Lawyers describe the potential impact as ‘PPI on steroids’, after firms offering unnecessary Payments Protection Insurance were made to pay back millions in fees that were wrongly levied.
Dean Armstrong QC, from London-based 2 Bedford Row, said: ‘This is going to dwarf any of the amounts we’ve seen before.
‘If you give your personal data to any organisation they need to look after it with respect and a priority that too many are neglecting at the moment.
‘To say this changes the landscape is an under-statement.’
Not only should individuals be able to make applications for damages against companies they accuse of wronging them, but class action lawsuits are also expected.
Mr Armstrong suggested what he called ‘GDPR bounty-hunters’ could crop up, firms offering to pursue damages for people just as PPI claimant companies have come forward.
Organisations found to be in breach of the new regulation also risk being heavily fined as well.
Britain’s information commissioner Elizabeth Denham has been among the main drivers behind the new regulation, several years in the planning.
And the UK will remain bound by it despite Brexit, officials have insisted - although the commissioner’s office is always pleading with the government for more staff as they take on extra powers.
Her office issued total fines of £1million last year but she expects that figure to soar in the years ahead.
She said: ‘Make no mistake, this one’s a game changer for everyone.
‘Consent will need to be freely given, specific, informed and unambiguous, and businesses will need to be able to prove they have it if they rely on it for processing data - a pre-ticked box will not be valid consent.’

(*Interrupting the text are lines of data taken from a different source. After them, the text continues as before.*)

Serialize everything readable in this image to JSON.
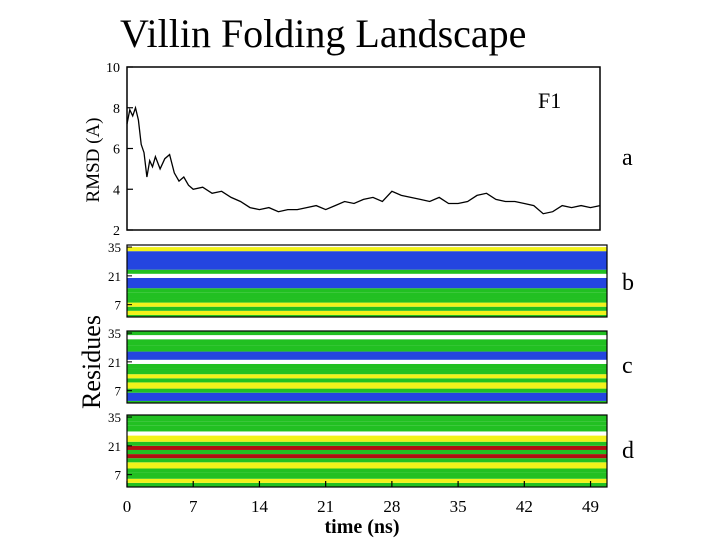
{
  "slide": {
    "title": "Villin Folding Landscape"
  },
  "colors": {
    "helix": "#2445e0",
    "strand": "#f2f21a",
    "turn": "#22c022",
    "coil": "#ffffff",
    "other": "#b01010"
  },
  "chart_data": [
    {
      "type": "line",
      "panel_letter": "a",
      "series": [
        {
          "name": "F1",
          "x": [
            0,
            0.3,
            0.6,
            0.9,
            1.2,
            1.5,
            1.8,
            2.1,
            2.4,
            2.7,
            3,
            3.5,
            4,
            4.5,
            5,
            5.5,
            6,
            6.5,
            7,
            8,
            9,
            10,
            11,
            12,
            13,
            14,
            15,
            16,
            17,
            18,
            19,
            20,
            21,
            22,
            23,
            24,
            25,
            26,
            27,
            28,
            29,
            30,
            31,
            32,
            33,
            34,
            35,
            36,
            37,
            38,
            39,
            40,
            41,
            42,
            43,
            44,
            45,
            46,
            47,
            48,
            49,
            50
          ],
          "y": [
            7.2,
            7.9,
            7.6,
            8.0,
            7.4,
            6.2,
            5.8,
            4.6,
            5.4,
            5.1,
            5.6,
            5.0,
            5.5,
            5.7,
            4.8,
            4.4,
            4.6,
            4.2,
            4.0,
            4.1,
            3.8,
            3.9,
            3.6,
            3.4,
            3.1,
            3.0,
            3.1,
            2.9,
            3.0,
            3.0,
            3.1,
            3.2,
            3.0,
            3.2,
            3.4,
            3.3,
            3.5,
            3.6,
            3.4,
            3.9,
            3.7,
            3.6,
            3.5,
            3.4,
            3.6,
            3.3,
            3.3,
            3.4,
            3.7,
            3.8,
            3.5,
            3.4,
            3.4,
            3.3,
            3.2,
            2.8,
            2.9,
            3.2,
            3.1,
            3.2,
            3.1,
            3.2
          ]
        }
      ],
      "ylabel": "RMSD (A)",
      "ylim": [
        2,
        10
      ],
      "yticks": [
        2,
        4,
        6,
        8,
        10
      ],
      "xlim": [
        0,
        50
      ]
    },
    {
      "type": "heatmap",
      "panel_letter": "b",
      "ylim": [
        1,
        36
      ],
      "yticks": [
        7,
        21,
        35
      ],
      "bands": [
        {
          "from": 1,
          "to": 2,
          "color": "turn"
        },
        {
          "from": 2,
          "to": 4,
          "color": "strand"
        },
        {
          "from": 4,
          "to": 6,
          "color": "turn"
        },
        {
          "from": 6,
          "to": 8,
          "color": "strand"
        },
        {
          "from": 8,
          "to": 10,
          "color": "turn"
        },
        {
          "from": 10,
          "to": 13,
          "color": "turn"
        },
        {
          "from": 13,
          "to": 15,
          "color": "turn"
        },
        {
          "from": 15,
          "to": 20,
          "color": "helix"
        },
        {
          "from": 20,
          "to": 22,
          "color": "coil"
        },
        {
          "from": 22,
          "to": 24,
          "color": "turn"
        },
        {
          "from": 24,
          "to": 33,
          "color": "helix"
        },
        {
          "from": 33,
          "to": 35,
          "color": "strand"
        },
        {
          "from": 35,
          "to": 36,
          "color": "coil"
        }
      ]
    },
    {
      "type": "heatmap",
      "panel_letter": "c",
      "ylim": [
        1,
        36
      ],
      "yticks": [
        7,
        21,
        35
      ],
      "bands": [
        {
          "from": 1,
          "to": 2,
          "color": "turn"
        },
        {
          "from": 2,
          "to": 6,
          "color": "helix"
        },
        {
          "from": 6,
          "to": 8,
          "color": "turn"
        },
        {
          "from": 8,
          "to": 11,
          "color": "strand"
        },
        {
          "from": 11,
          "to": 13,
          "color": "turn"
        },
        {
          "from": 13,
          "to": 15,
          "color": "strand"
        },
        {
          "from": 15,
          "to": 18,
          "color": "turn"
        },
        {
          "from": 18,
          "to": 20,
          "color": "turn"
        },
        {
          "from": 20,
          "to": 22,
          "color": "coil"
        },
        {
          "from": 22,
          "to": 26,
          "color": "helix"
        },
        {
          "from": 26,
          "to": 29,
          "color": "turn"
        },
        {
          "from": 29,
          "to": 32,
          "color": "turn"
        },
        {
          "from": 32,
          "to": 34,
          "color": "coil"
        },
        {
          "from": 34,
          "to": 36,
          "color": "turn"
        }
      ]
    },
    {
      "type": "heatmap",
      "panel_letter": "d",
      "ylim": [
        1,
        36
      ],
      "yticks": [
        7,
        21,
        35
      ],
      "bands": [
        {
          "from": 1,
          "to": 3,
          "color": "turn"
        },
        {
          "from": 3,
          "to": 5,
          "color": "strand"
        },
        {
          "from": 5,
          "to": 8,
          "color": "turn"
        },
        {
          "from": 8,
          "to": 10,
          "color": "turn"
        },
        {
          "from": 10,
          "to": 13,
          "color": "strand"
        },
        {
          "from": 13,
          "to": 15,
          "color": "turn"
        },
        {
          "from": 15,
          "to": 17,
          "color": "other"
        },
        {
          "from": 17,
          "to": 19,
          "color": "turn"
        },
        {
          "from": 19,
          "to": 21,
          "color": "other"
        },
        {
          "from": 21,
          "to": 23,
          "color": "turn"
        },
        {
          "from": 23,
          "to": 26,
          "color": "strand"
        },
        {
          "from": 26,
          "to": 28,
          "color": "coil"
        },
        {
          "from": 28,
          "to": 31,
          "color": "turn"
        },
        {
          "from": 31,
          "to": 33,
          "color": "turn"
        },
        {
          "from": 33,
          "to": 36,
          "color": "turn"
        }
      ]
    }
  ],
  "shared": {
    "ylabel_residues": "Residues",
    "xlabel": "time (ns)",
    "xticks": [
      0,
      7,
      14,
      21,
      28,
      35,
      42,
      49
    ]
  }
}
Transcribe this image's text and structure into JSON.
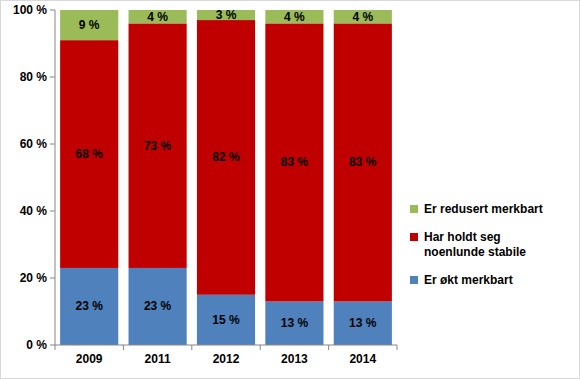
{
  "chart_data": {
    "type": "bar",
    "stacked": true,
    "data_labels": true,
    "grid": false,
    "legend": "right",
    "categories": [
      "2009",
      "2011",
      "2012",
      "2013",
      "2014"
    ],
    "series": [
      {
        "name": "Er økt merkbart",
        "color": "#4f81bd",
        "values": [
          23,
          23,
          15,
          13,
          13
        ],
        "value_labels": [
          "23 %",
          "23 %",
          "15 %",
          "13 %",
          "13 %"
        ]
      },
      {
        "name": "Har holdt seg noenlunde stabile",
        "color": "#c00000",
        "values": [
          68,
          73,
          82,
          83,
          83
        ],
        "value_labels": [
          "68 %",
          "73 %",
          "82 %",
          "83 %",
          "83 %"
        ]
      },
      {
        "name": "Er redusert merkbart",
        "color": "#9bbb59",
        "values": [
          9,
          4,
          3,
          4,
          4
        ],
        "value_labels": [
          "9 %",
          "4 %",
          "3 %",
          "4 %",
          "4 %"
        ]
      }
    ],
    "ylim": [
      0,
      100
    ],
    "yticks": [
      {
        "value": 0,
        "label": "0 %"
      },
      {
        "value": 20,
        "label": "20 %"
      },
      {
        "value": 40,
        "label": "40 %"
      },
      {
        "value": 60,
        "label": "60 %"
      },
      {
        "value": 80,
        "label": "80 %"
      },
      {
        "value": 100,
        "label": "100 %"
      }
    ]
  }
}
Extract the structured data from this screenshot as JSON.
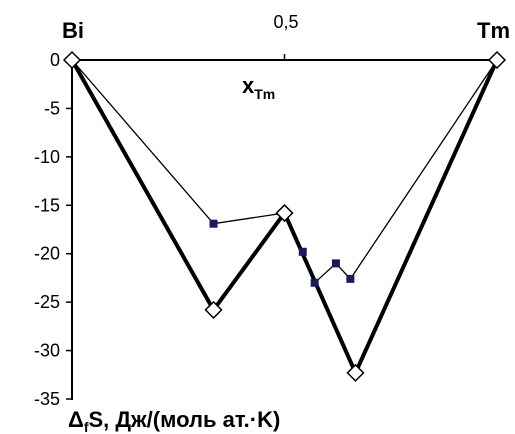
{
  "chart_data": {
    "type": "line",
    "corner_labels": {
      "left": "Bi",
      "right": "Tm"
    },
    "top_tick": "0,5",
    "x_axis_label": {
      "main": "x",
      "sub": "Tm"
    },
    "y_axis_label": {
      "delta": "Δ",
      "sub": "f",
      "rest": "S, Дж/(моль ат.·K)"
    },
    "xlim": [
      0,
      1
    ],
    "ylim": [
      -35,
      0
    ],
    "yticks": [
      {
        "value": 0,
        "label": "0"
      },
      {
        "value": -5,
        "label": "-5"
      },
      {
        "value": -10,
        "label": "-10"
      },
      {
        "value": -15,
        "label": "-15"
      },
      {
        "value": -20,
        "label": "-20"
      },
      {
        "value": -25,
        "label": "-25"
      },
      {
        "value": -30,
        "label": "-30"
      },
      {
        "value": -35,
        "label": "-35"
      }
    ],
    "grid": false,
    "series": [
      {
        "marker": "square",
        "color": "#000000",
        "marker_color": "#1a1a5e",
        "line_style": "thin",
        "points": [
          {
            "x": 0,
            "y": 0
          },
          {
            "x": 0.333,
            "y": -16.9
          },
          {
            "x": 0.5,
            "y": -15.8
          },
          {
            "x": 0.543,
            "y": -19.8
          },
          {
            "x": 0.571,
            "y": -23.0
          },
          {
            "x": 0.621,
            "y": -21.0
          },
          {
            "x": 0.655,
            "y": -22.6
          },
          {
            "x": 1,
            "y": 0
          }
        ]
      },
      {
        "marker": "diamond",
        "color": "#000000",
        "line_style": "thick",
        "points": [
          {
            "x": 0,
            "y": 0
          },
          {
            "x": 0.333,
            "y": -25.8
          },
          {
            "x": 0.5,
            "y": -15.8
          },
          {
            "x": 0.667,
            "y": -32.3
          },
          {
            "x": 1,
            "y": 0
          }
        ]
      }
    ]
  }
}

A recent government survey found only half of businesses had taken action to identify cyber-risks, while an ICO poll found three out of four people did not trust firms to handle their personal information properly.
Charities are being warned they face especially hefty losses, both in fines for misusing personal data and also drops in donations as they face new restrictions on fund-raising.
The New Philanthropy Council think-tank has been urging the voluntary sector to get their act together ahead of the new rules.
NPC development director Tris Lumley said: ‘I don’t think anyone’s saying you shouldn’t collect data but charities need to be more efficient as well as effective.’
He also warned that charities must do more to protect the data of not only donors but also the people they help, whose personal information is too often neglected.
Aid agencies are expected to make changes to their systems to ensure donors must actively ‘opt in’ rather than find themselves automatically signed up to email and phone communications.
‘There’s lots of work to be done but charities are certainly increasingly aware on the fundraising side - there are lots of signs they’re working hard to be compliant.
‘But there’s less so when it comes to beneficiaries, the people who are actually receiving services and support and have information held about them.
He suggested the new rules could be a good thing for charities, forcing them to improve their data protection while also making the most of their potential support.
But he added: ‘A lot of organisations will be seeing a potential reduction in their fundraising income from moving to an opt-out to opt-in model - but then that could lead to a better relationship with their donors.
‘This will at least raise awareness of data protection and its importance, there’s no two ways about that.
‘Public trust and confidence in charities is something that’s coming under increasing scrutiny and GDPR will only bring that into further focus.
‘There are possible costs either way - they go hand-in-hand.’